Powers? Pushovers, maybe.
“No” requires more than merely articulating phonemes.
Won't, is more accurate. Answer: They're afraid of what the rest of the middle-east will do.
What’s so surprising? We even say “No” to our kids today and then negotiate. People don’t want an answer....they are afraid of their own shadow.
We need a well planned airstrike to hit the nuke facilities and more importantly decapitate the mullahs/govt. Hit training camps also but leave all other infastructure in tact. With the govt. crippled but basic services in tact maybe some Iraninans will say enough is enough.
Maybe we should be keeping Bush.
The issue goes well beyond that of domestic politics in each of the participatory nations including Iran. It is precisely the sort of thing that collective security organizations such as the UN were built to address - ongoing national programs that are deemed to be a threat to regional security and not simply a matter between two contending nations. And we see a total paralysis of that system for the simple reason that, as Taheri points out, there is no consensus as to either the magnitude or the urgency of this particular problem.
That is the reason it devolves into the domestic politics of the participatory nations. The real paralysis is not within the electoral politics of the U.S., Great Britain, Russia, or Germany, or even within the electoral politics (such as they are) of Iran. Those are an excuse. The failure is within the overall international organization, and there is no cure within sight.
Time is on Iran's side, although it may take a little more time than even the mullahs are happy to contemplate. But that at least appears to be a matter that reaches beyond whether Ahmadinejad will be at the helm or not. The mullahs will have their bomb (and so, shortly, will Saudi Arabia and Turkey). It isn't so much that it is acceptable to Russia and China, it's simply that it's more trouble for them to help do something about it than it is to let it go. And as long as there is an element in this that serves to confound U.S. foreign policy that is likely to continue.

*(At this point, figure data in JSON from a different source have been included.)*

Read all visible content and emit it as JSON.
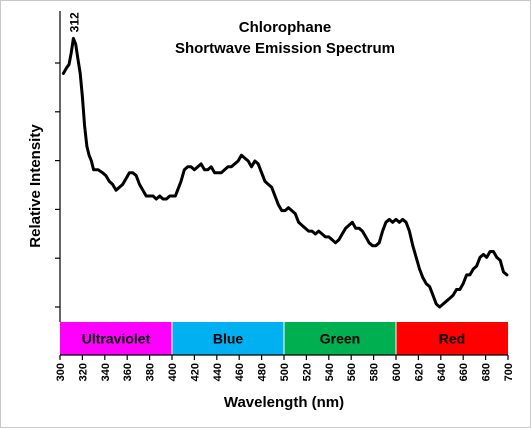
{
  "chart_data": {
    "type": "line",
    "title": "Chlorophane",
    "subtitle": "Shortwave Emission Spectrum",
    "xlabel": "Wavelength (nm)",
    "ylabel": "Relative Intensity",
    "xlim": [
      300,
      700
    ],
    "ylim": [
      0,
      1
    ],
    "x_ticks": [
      "300",
      "320",
      "340",
      "360",
      "380",
      "400",
      "420",
      "440",
      "460",
      "480",
      "500",
      "520",
      "540",
      "560",
      "580",
      "600",
      "620",
      "640",
      "660",
      "680",
      "700"
    ],
    "y_tick_count": 6,
    "grid": false,
    "legend": "none",
    "line_color": "#000000",
    "annotations": [
      {
        "text": "312",
        "x": 312,
        "y": 0.92
      }
    ],
    "bands": [
      {
        "label": "Ultraviolet",
        "from": 300,
        "to": 400,
        "color": "#ff00ff"
      },
      {
        "label": "Blue",
        "from": 400,
        "to": 500,
        "color": "#00b0f0"
      },
      {
        "label": "Green",
        "from": 500,
        "to": 600,
        "color": "#00b050"
      },
      {
        "label": "Red",
        "from": 600,
        "to": 700,
        "color": "#ff0000"
      }
    ],
    "series": [
      {
        "points": [
          [
            303,
            0.8
          ],
          [
            306,
            0.82
          ],
          [
            308,
            0.83
          ],
          [
            310,
            0.87
          ],
          [
            312,
            0.92
          ],
          [
            314,
            0.9
          ],
          [
            316,
            0.85
          ],
          [
            318,
            0.8
          ],
          [
            320,
            0.72
          ],
          [
            322,
            0.62
          ],
          [
            324,
            0.55
          ],
          [
            326,
            0.52
          ],
          [
            328,
            0.5
          ],
          [
            330,
            0.47
          ],
          [
            334,
            0.47
          ],
          [
            338,
            0.46
          ],
          [
            341,
            0.45
          ],
          [
            344,
            0.43
          ],
          [
            347,
            0.42
          ],
          [
            350,
            0.4
          ],
          [
            353,
            0.41
          ],
          [
            356,
            0.42
          ],
          [
            359,
            0.44
          ],
          [
            362,
            0.46
          ],
          [
            365,
            0.46
          ],
          [
            368,
            0.45
          ],
          [
            371,
            0.42
          ],
          [
            374,
            0.4
          ],
          [
            377,
            0.38
          ],
          [
            380,
            0.38
          ],
          [
            383,
            0.38
          ],
          [
            386,
            0.37
          ],
          [
            389,
            0.38
          ],
          [
            392,
            0.37
          ],
          [
            395,
            0.37
          ],
          [
            398,
            0.38
          ],
          [
            400,
            0.38
          ],
          [
            403,
            0.38
          ],
          [
            405,
            0.4
          ],
          [
            408,
            0.43
          ],
          [
            411,
            0.47
          ],
          [
            414,
            0.48
          ],
          [
            417,
            0.48
          ],
          [
            420,
            0.47
          ],
          [
            423,
            0.48
          ],
          [
            426,
            0.49
          ],
          [
            429,
            0.47
          ],
          [
            432,
            0.47
          ],
          [
            435,
            0.48
          ],
          [
            438,
            0.46
          ],
          [
            441,
            0.46
          ],
          [
            444,
            0.46
          ],
          [
            447,
            0.47
          ],
          [
            450,
            0.48
          ],
          [
            453,
            0.48
          ],
          [
            456,
            0.49
          ],
          [
            459,
            0.5
          ],
          [
            462,
            0.52
          ],
          [
            465,
            0.51
          ],
          [
            468,
            0.5
          ],
          [
            471,
            0.48
          ],
          [
            474,
            0.5
          ],
          [
            477,
            0.49
          ],
          [
            480,
            0.46
          ],
          [
            483,
            0.43
          ],
          [
            486,
            0.42
          ],
          [
            489,
            0.41
          ],
          [
            492,
            0.38
          ],
          [
            495,
            0.35
          ],
          [
            498,
            0.33
          ],
          [
            501,
            0.33
          ],
          [
            504,
            0.34
          ],
          [
            507,
            0.33
          ],
          [
            510,
            0.32
          ],
          [
            513,
            0.29
          ],
          [
            516,
            0.28
          ],
          [
            519,
            0.27
          ],
          [
            522,
            0.26
          ],
          [
            525,
            0.26
          ],
          [
            528,
            0.25
          ],
          [
            531,
            0.26
          ],
          [
            534,
            0.25
          ],
          [
            537,
            0.24
          ],
          [
            540,
            0.24
          ],
          [
            543,
            0.23
          ],
          [
            546,
            0.22
          ],
          [
            549,
            0.23
          ],
          [
            552,
            0.25
          ],
          [
            555,
            0.27
          ],
          [
            558,
            0.28
          ],
          [
            561,
            0.29
          ],
          [
            564,
            0.27
          ],
          [
            567,
            0.27
          ],
          [
            570,
            0.26
          ],
          [
            573,
            0.24
          ],
          [
            576,
            0.22
          ],
          [
            579,
            0.21
          ],
          [
            582,
            0.21
          ],
          [
            585,
            0.22
          ],
          [
            588,
            0.26
          ],
          [
            591,
            0.29
          ],
          [
            594,
            0.3
          ],
          [
            597,
            0.29
          ],
          [
            600,
            0.3
          ],
          [
            603,
            0.29
          ],
          [
            606,
            0.3
          ],
          [
            609,
            0.29
          ],
          [
            612,
            0.26
          ],
          [
            615,
            0.21
          ],
          [
            618,
            0.17
          ],
          [
            621,
            0.13
          ],
          [
            624,
            0.1
          ],
          [
            627,
            0.08
          ],
          [
            630,
            0.07
          ],
          [
            633,
            0.04
          ],
          [
            636,
            0.01
          ],
          [
            639,
            0.0
          ],
          [
            642,
            0.01
          ],
          [
            645,
            0.02
          ],
          [
            648,
            0.03
          ],
          [
            651,
            0.04
          ],
          [
            654,
            0.06
          ],
          [
            657,
            0.06
          ],
          [
            660,
            0.08
          ],
          [
            663,
            0.11
          ],
          [
            666,
            0.11
          ],
          [
            669,
            0.13
          ],
          [
            672,
            0.14
          ],
          [
            675,
            0.17
          ],
          [
            678,
            0.18
          ],
          [
            681,
            0.17
          ],
          [
            684,
            0.19
          ],
          [
            687,
            0.19
          ],
          [
            690,
            0.17
          ],
          [
            693,
            0.16
          ],
          [
            696,
            0.12
          ],
          [
            699,
            0.11
          ]
        ]
      }
    ]
  }
}
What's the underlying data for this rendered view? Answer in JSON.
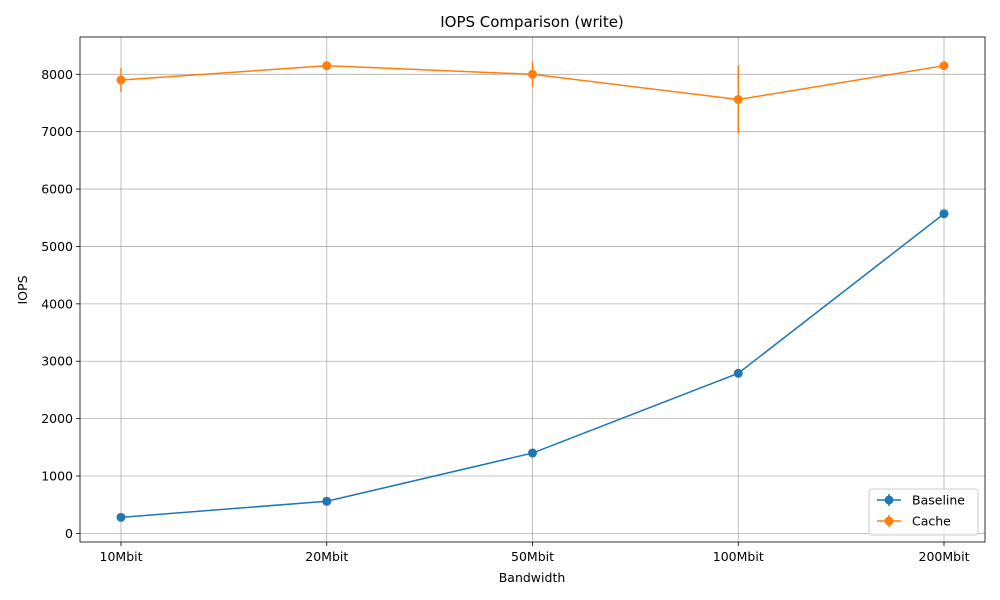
{
  "chart_data": {
    "type": "line",
    "title": "IOPS Comparison (write)",
    "xlabel": "Bandwidth",
    "ylabel": "IOPS",
    "categories": [
      "10Mbit",
      "20Mbit",
      "50Mbit",
      "100Mbit",
      "200Mbit"
    ],
    "ylim": [
      -150,
      8650
    ],
    "yticks": [
      0,
      1000,
      2000,
      3000,
      4000,
      5000,
      6000,
      7000,
      8000
    ],
    "grid": true,
    "legend_position": "lower-right",
    "series": [
      {
        "name": "Baseline",
        "color": "#1f77b4",
        "values": [
          280,
          560,
          1400,
          2790,
          5570
        ],
        "errors": [
          10,
          10,
          20,
          30,
          40
        ]
      },
      {
        "name": "Cache",
        "color": "#ff7f0e",
        "values": [
          7900,
          8150,
          8000,
          7560,
          8150
        ],
        "errors": [
          210,
          30,
          220,
          590,
          70
        ]
      }
    ]
  }
}
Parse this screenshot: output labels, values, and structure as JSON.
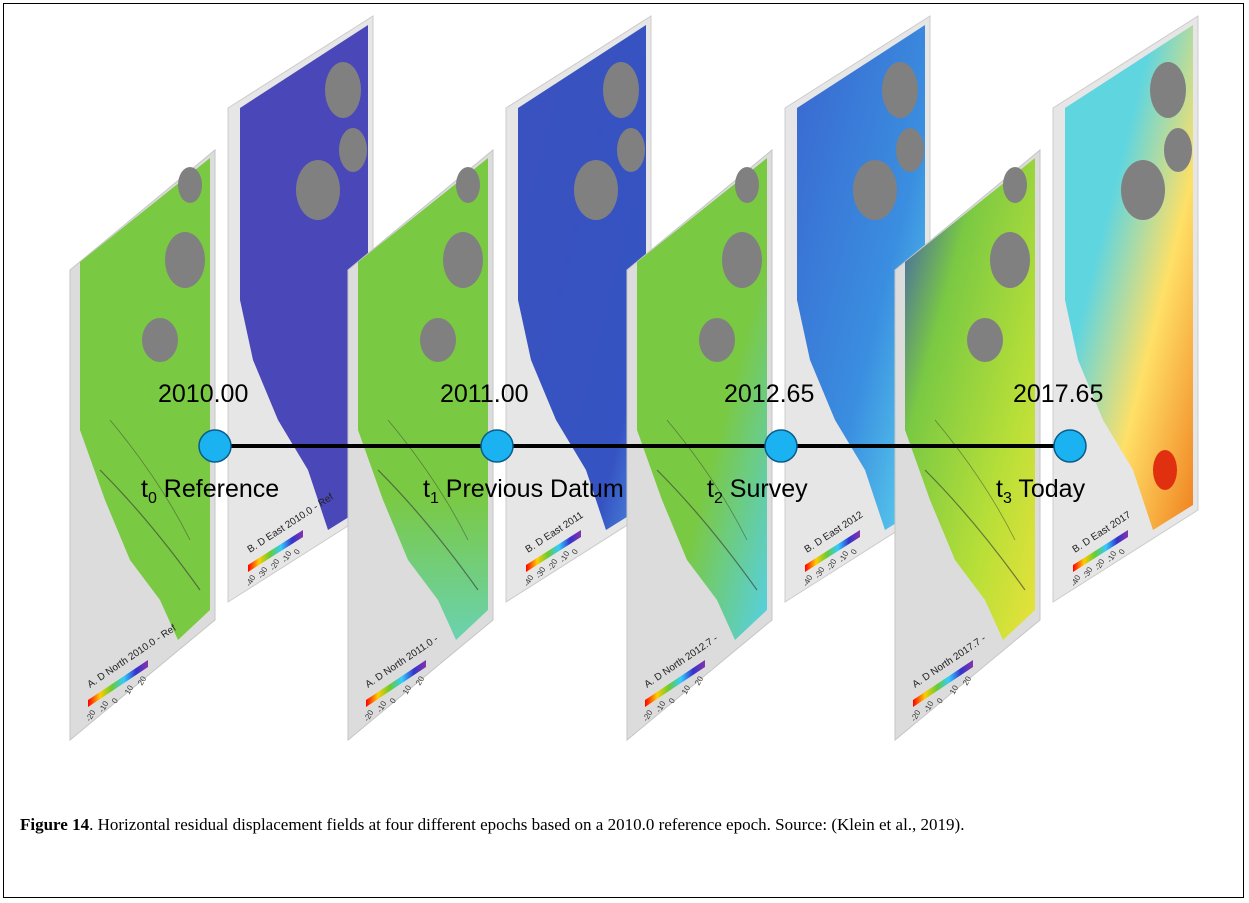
{
  "epochs": [
    {
      "value": "2010.00",
      "sub": "0",
      "label": "Reference"
    },
    {
      "value": "2011.00",
      "sub": "1",
      "label": "Previous Datum"
    },
    {
      "value": "2012.65",
      "sub": "2",
      "label": "Survey"
    },
    {
      "value": "2017.65",
      "sub": "3",
      "label": "Today"
    }
  ],
  "panels": [
    {
      "a_label": "A. D",
      "a_sup": "DGSM",
      "a_sub": "North",
      "a_tail": "2010.0 - Ref",
      "b_label": "B. D",
      "b_sup": "DGSM",
      "b_sub": "East",
      "b_tail": "2010.0 - Ref"
    },
    {
      "a_label": "A. D",
      "a_sup": "DGSM",
      "a_sub": "North",
      "a_tail": "2011.0 -",
      "b_label": "B. D",
      "b_sup": "DGSM",
      "b_sub": "East",
      "b_tail": "2011"
    },
    {
      "a_label": "A. D",
      "a_sup": "DGSM",
      "a_sub": "North",
      "a_tail": "2012.7 -",
      "b_label": "B. D",
      "b_sup": "DGSM",
      "b_sub": "East",
      "b_tail": "2012"
    },
    {
      "a_label": "A. D",
      "a_sup": "DGSM",
      "a_sub": "North",
      "a_tail": "2017.7 -",
      "b_label": "B. D",
      "b_sup": "DGSM",
      "b_sub": "East",
      "b_tail": "2017"
    }
  ],
  "a_ticks": [
    "-20",
    "-10",
    "0",
    "10",
    "20"
  ],
  "b_ticks": [
    "-40",
    "-30",
    "-20",
    "-10",
    "0"
  ],
  "colors": {
    "north_map": "#7ac943",
    "east_map": [
      "#4a47b8",
      "#3a55c0",
      "#3a7ad8",
      "#4ec8e0"
    ],
    "gray_region": "#808080",
    "land_bg": "#cfcfcf",
    "node": "#1ab2f0",
    "line": "#000000"
  },
  "caption": {
    "label": "Figure 14",
    "text": ". Horizontal residual displacement fields at four different epochs based on a 2010.0 reference epoch. Source: (Klein et al., 2019)."
  }
}
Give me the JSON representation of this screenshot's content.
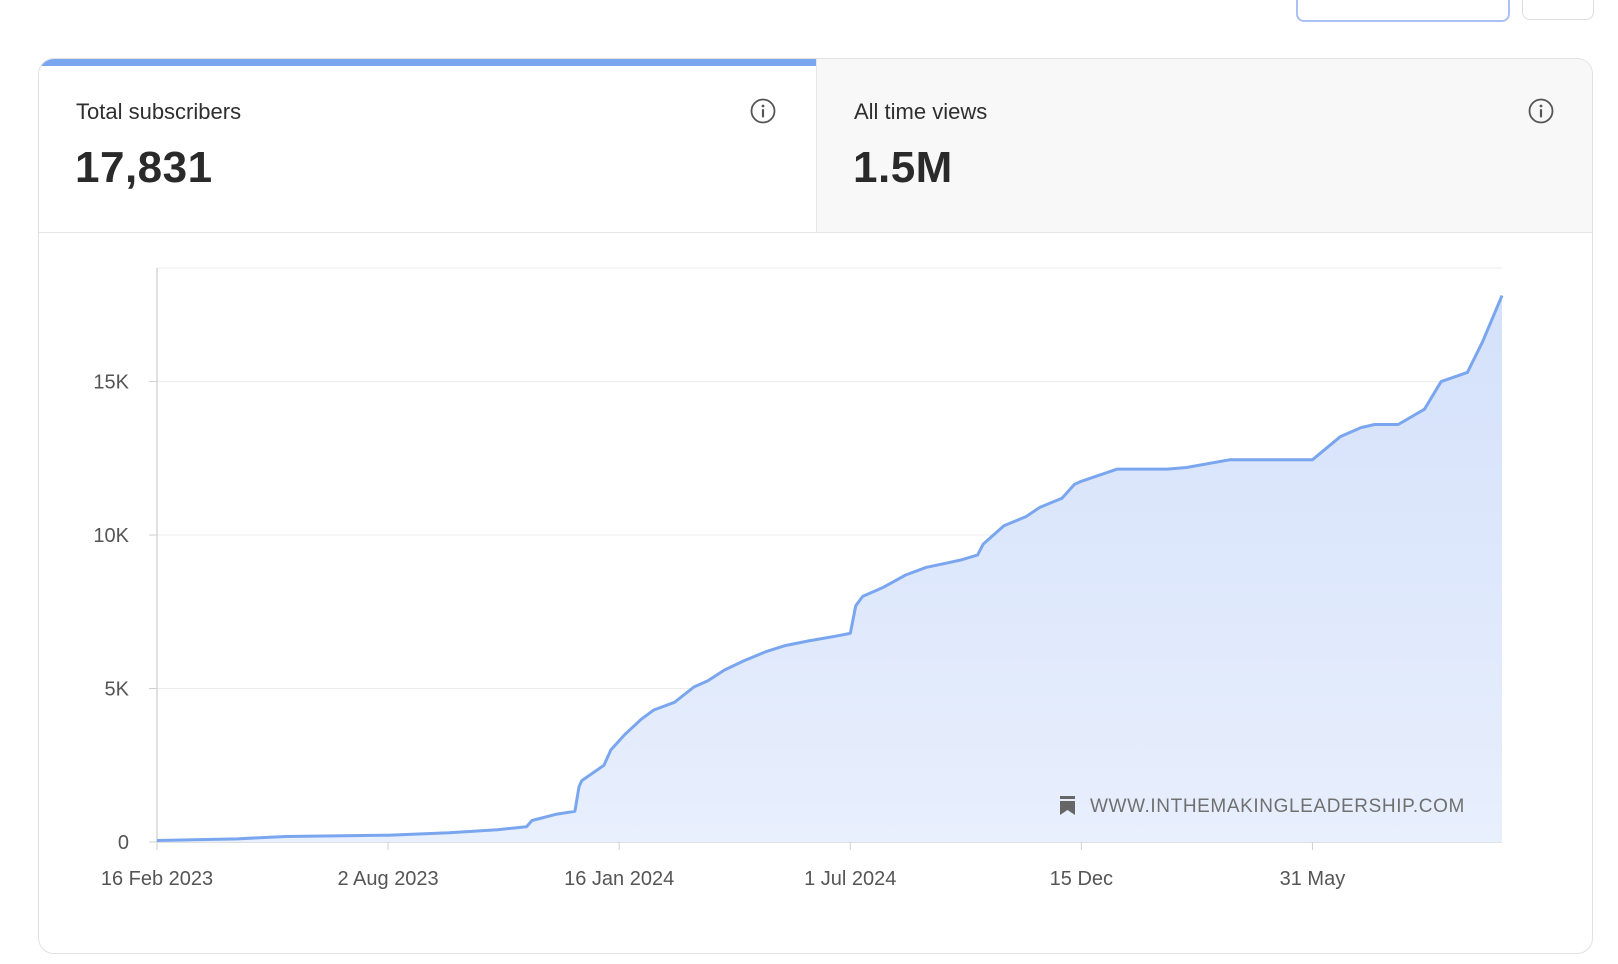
{
  "toolbar": {
    "primary_button_label": "",
    "secondary_button_label": ""
  },
  "stats": [
    {
      "label": "Total subscribers",
      "value": "17,831",
      "active": true
    },
    {
      "label": "All time views",
      "value": "1.5M",
      "active": false
    }
  ],
  "icons": {
    "info": "info-icon",
    "watermark": "bookmark-icon"
  },
  "watermark": "WWW.INTHEMAKINGLEADERSHIP.COM",
  "colors": {
    "accent": "#7aa6ef",
    "area_fill": "#dbe6fb"
  },
  "chart_data": {
    "type": "area",
    "title": "",
    "xlabel": "",
    "ylabel": "",
    "ylim": [
      0,
      18700
    ],
    "yticks": [
      0,
      5000,
      10000,
      15000
    ],
    "ytick_labels": [
      "0",
      "5K",
      "10K",
      "15K"
    ],
    "xticks": [
      "2023-02-16",
      "2023-08-02",
      "2024-01-16",
      "2024-07-01",
      "2024-12-15",
      "2025-05-31"
    ],
    "xtick_labels": [
      "16 Feb 2023",
      "2 Aug 2023",
      "16 Jan 2024",
      "1 Jul 2024",
      "15 Dec",
      "31 May"
    ],
    "xlim": [
      "2023-02-16",
      "2025-10-15"
    ],
    "grid": true,
    "series": [
      {
        "x": [
          "2023-02-16",
          "2023-04-15",
          "2023-05-01",
          "2023-05-20",
          "2023-08-02",
          "2023-09-15",
          "2023-10-20",
          "2023-11-10",
          "2023-11-14",
          "2023-12-01",
          "2023-12-15",
          "2023-12-18",
          "2023-12-20",
          "2024-01-05",
          "2024-01-10",
          "2024-01-20",
          "2024-02-01",
          "2024-02-10",
          "2024-02-25",
          "2024-03-10",
          "2024-03-20",
          "2024-04-01",
          "2024-04-15",
          "2024-05-01",
          "2024-05-15",
          "2024-06-01",
          "2024-06-20",
          "2024-07-01",
          "2024-07-05",
          "2024-07-10",
          "2024-07-25",
          "2024-08-10",
          "2024-08-25",
          "2024-09-10",
          "2024-09-20",
          "2024-10-01",
          "2024-10-05",
          "2024-10-20",
          "2024-11-05",
          "2024-11-15",
          "2024-12-01",
          "2024-12-10",
          "2024-12-15",
          "2025-01-10",
          "2025-02-15",
          "2025-03-01",
          "2025-04-01",
          "2025-05-15",
          "2025-05-31",
          "2025-06-20",
          "2025-07-05",
          "2025-07-15",
          "2025-08-01",
          "2025-08-20",
          "2025-09-01",
          "2025-09-20",
          "2025-10-01",
          "2025-10-15"
        ],
        "y": [
          50,
          100,
          140,
          180,
          220,
          300,
          400,
          500,
          700,
          900,
          1000,
          1800,
          2000,
          2500,
          3000,
          3500,
          4000,
          4300,
          4550,
          5050,
          5250,
          5600,
          5900,
          6200,
          6400,
          6550,
          6700,
          6800,
          7700,
          8000,
          8300,
          8700,
          8950,
          9100,
          9200,
          9350,
          9700,
          10300,
          10600,
          10900,
          11200,
          11650,
          11750,
          12150,
          12150,
          12200,
          12450,
          12450,
          12450,
          13200,
          13500,
          13600,
          13600,
          14100,
          15000,
          15300,
          16300,
          17800
        ]
      }
    ]
  }
}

There are two possible jokers in the deck. One is active help by either Russia or China (North Korea has already dipped its fingers into the affair and possibly Pakistan as well) to accelerate the Iranian effort for unstated reasons that appeal to those respective foreign policies; or an increasing level of Iranian meddling in Lebanon that threatens to spill over into Israel such that a more immediate confrontation with Iran appears advantageous (or unavoidable) to the Israelis. The real danger point appears to be the latter at the moment - Hizbollah's antics are bloody and destabilizing enough as it is; those antics expanded under the protection of an Iranian nuclear umbrella may be too much for Israeli strategists to contemplate. They are, and will be, directly aimed at the overthrow of the Israeli state, war by proxy army that is the very thesis of the War On Terror.
Negotiation out of this impending crisis that depends on its current clear winner to back off is doomed. Should the situation in Lebanon turn for the worse from the Iranian perspective then things might change. At the moment that does not appear likely.
So he waits and in 9 months gets Mad McCain.
A word to the wise, don’t piss off someone like McCain, especially if he is in control of US forces.
Just a random thought...
Dec 2012, McCain has just lost his re-election bid and is itching for some payback.... this could be a very dangerous time.